Tentu saja Navy langsung mengekori Gevan. Sebenarnya ia penasaran dengan apa yang akan Gevan lakukan di dapur. Mengingat jika Gevan itu dilarang keras oleh Mona agar jangan sampai menapaki kakinya di dapur. Bukan apa-apa, hanya saja Mona takut jika Gevan ke Dapur, Bisa-bisa dapurnya kebakaran. Inilah kekurangan Gevan yang tidak di ketahui banyak orang, dia itu ceroboh kalo urusan memasak, memotong bawang dan hal lain nya yang berkaitan dengan aktivitas di dapur. Dulu saja Gevan pernah membuat dapur ini hampir dilanda kebakaran, gara-gara Gevan memasak air untuk membuat kopi hitam.
Tetapi Gevan tidak tau cara mematikan kompor hingga akhirnya ia membiarkan kompor itu tetap menyala selama berjam-jam, untung saja saat itu ada Gavin yang hendak mengambil air minum sehingga kebakaran pun tidak terjadi. Dan semenjak kejadian itu Mona tidak mengizinkan Gevan menyentuh peralatan dapur, ibu enam anak itu masih trauma omong-omong gara-gara kecerobohan putra keduanya.
"Bang Gevan mau apa ke dapur?." Tanya Navy dengan was-was.
Gevan melirik Navy lewat ekor matanya, ia tidak menjawab pertanyaan sang adik. Karena ia lebih memilih mendudukan tubuhnya di kursi pantry di samping Dami lalu merebut paksa mangkuk berisi sereal yang tengah di santap oleh sang adik kemudian melahapnya dengan santai. Mengabaikan delikan tajam Dami yang di layangkan padanya.
"Kalau mau makan. Bikin sendiri!! jangan rebut punya orang.
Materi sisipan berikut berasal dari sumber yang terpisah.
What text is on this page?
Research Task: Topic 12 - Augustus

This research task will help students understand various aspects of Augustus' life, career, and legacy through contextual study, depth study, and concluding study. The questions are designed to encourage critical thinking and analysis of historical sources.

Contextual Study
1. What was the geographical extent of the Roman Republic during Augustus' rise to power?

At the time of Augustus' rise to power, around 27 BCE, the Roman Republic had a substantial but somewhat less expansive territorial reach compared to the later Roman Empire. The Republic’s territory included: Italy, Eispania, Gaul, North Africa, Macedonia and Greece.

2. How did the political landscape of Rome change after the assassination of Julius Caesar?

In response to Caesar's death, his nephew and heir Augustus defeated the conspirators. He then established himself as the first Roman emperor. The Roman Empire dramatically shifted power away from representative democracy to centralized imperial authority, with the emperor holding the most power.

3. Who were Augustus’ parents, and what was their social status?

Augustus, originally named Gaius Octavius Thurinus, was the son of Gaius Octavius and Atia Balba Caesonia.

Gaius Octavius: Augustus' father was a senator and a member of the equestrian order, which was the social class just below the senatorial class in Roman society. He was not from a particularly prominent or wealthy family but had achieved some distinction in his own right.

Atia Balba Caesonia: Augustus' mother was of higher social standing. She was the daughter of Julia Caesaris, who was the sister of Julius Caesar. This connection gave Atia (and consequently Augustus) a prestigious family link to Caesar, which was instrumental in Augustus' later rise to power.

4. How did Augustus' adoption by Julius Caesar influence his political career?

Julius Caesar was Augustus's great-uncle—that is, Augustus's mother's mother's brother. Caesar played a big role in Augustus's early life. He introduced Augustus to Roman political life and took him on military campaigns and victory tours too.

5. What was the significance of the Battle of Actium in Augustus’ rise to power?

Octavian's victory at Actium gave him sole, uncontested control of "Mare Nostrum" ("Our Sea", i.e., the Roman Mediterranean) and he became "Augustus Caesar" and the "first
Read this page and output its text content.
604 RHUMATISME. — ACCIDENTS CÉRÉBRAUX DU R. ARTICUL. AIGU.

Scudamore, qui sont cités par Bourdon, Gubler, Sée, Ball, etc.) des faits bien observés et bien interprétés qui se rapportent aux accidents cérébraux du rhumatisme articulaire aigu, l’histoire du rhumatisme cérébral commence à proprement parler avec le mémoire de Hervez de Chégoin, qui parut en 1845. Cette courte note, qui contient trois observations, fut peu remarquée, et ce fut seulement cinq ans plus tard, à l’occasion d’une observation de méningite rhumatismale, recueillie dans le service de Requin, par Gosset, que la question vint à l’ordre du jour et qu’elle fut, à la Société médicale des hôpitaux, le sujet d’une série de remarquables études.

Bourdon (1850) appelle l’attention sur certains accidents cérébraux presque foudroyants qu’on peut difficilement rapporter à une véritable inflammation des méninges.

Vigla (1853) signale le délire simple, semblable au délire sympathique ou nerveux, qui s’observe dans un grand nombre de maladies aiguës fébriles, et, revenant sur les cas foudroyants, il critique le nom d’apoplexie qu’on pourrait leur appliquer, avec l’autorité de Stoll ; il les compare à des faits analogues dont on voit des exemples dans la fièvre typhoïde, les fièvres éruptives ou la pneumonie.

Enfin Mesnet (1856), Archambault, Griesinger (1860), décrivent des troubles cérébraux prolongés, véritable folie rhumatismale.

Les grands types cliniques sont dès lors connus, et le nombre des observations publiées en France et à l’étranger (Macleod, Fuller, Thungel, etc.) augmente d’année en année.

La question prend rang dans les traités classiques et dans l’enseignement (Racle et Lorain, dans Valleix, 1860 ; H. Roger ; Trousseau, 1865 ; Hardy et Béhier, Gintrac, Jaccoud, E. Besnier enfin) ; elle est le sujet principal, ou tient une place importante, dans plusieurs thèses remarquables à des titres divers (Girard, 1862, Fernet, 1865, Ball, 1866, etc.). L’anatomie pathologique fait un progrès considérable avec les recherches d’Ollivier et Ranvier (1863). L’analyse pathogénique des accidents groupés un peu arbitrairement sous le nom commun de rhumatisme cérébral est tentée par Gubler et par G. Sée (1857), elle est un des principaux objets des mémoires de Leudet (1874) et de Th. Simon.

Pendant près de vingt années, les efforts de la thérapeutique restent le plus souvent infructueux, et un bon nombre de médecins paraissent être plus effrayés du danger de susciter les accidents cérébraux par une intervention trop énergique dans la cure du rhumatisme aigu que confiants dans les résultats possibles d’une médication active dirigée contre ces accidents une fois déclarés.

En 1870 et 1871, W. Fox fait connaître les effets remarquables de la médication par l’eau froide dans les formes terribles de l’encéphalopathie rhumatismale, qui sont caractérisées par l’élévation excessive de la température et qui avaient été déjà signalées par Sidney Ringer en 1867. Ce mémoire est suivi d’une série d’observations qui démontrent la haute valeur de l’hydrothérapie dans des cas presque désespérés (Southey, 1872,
Lo punya tangan 'kan?." Desis Dami dingin.
Sendok berisi sereal yang hendak masuk ke dalam mulut Gevan akhirnya tertahan di udara.
Gevan menoleh ke samping dengan manik tajamnya yang memicing seolah akan mengguliti adik pertamanya hidup-hidup. Sendok yang menggantung di udara pun kembali ia simpan ke dalam mangkuk.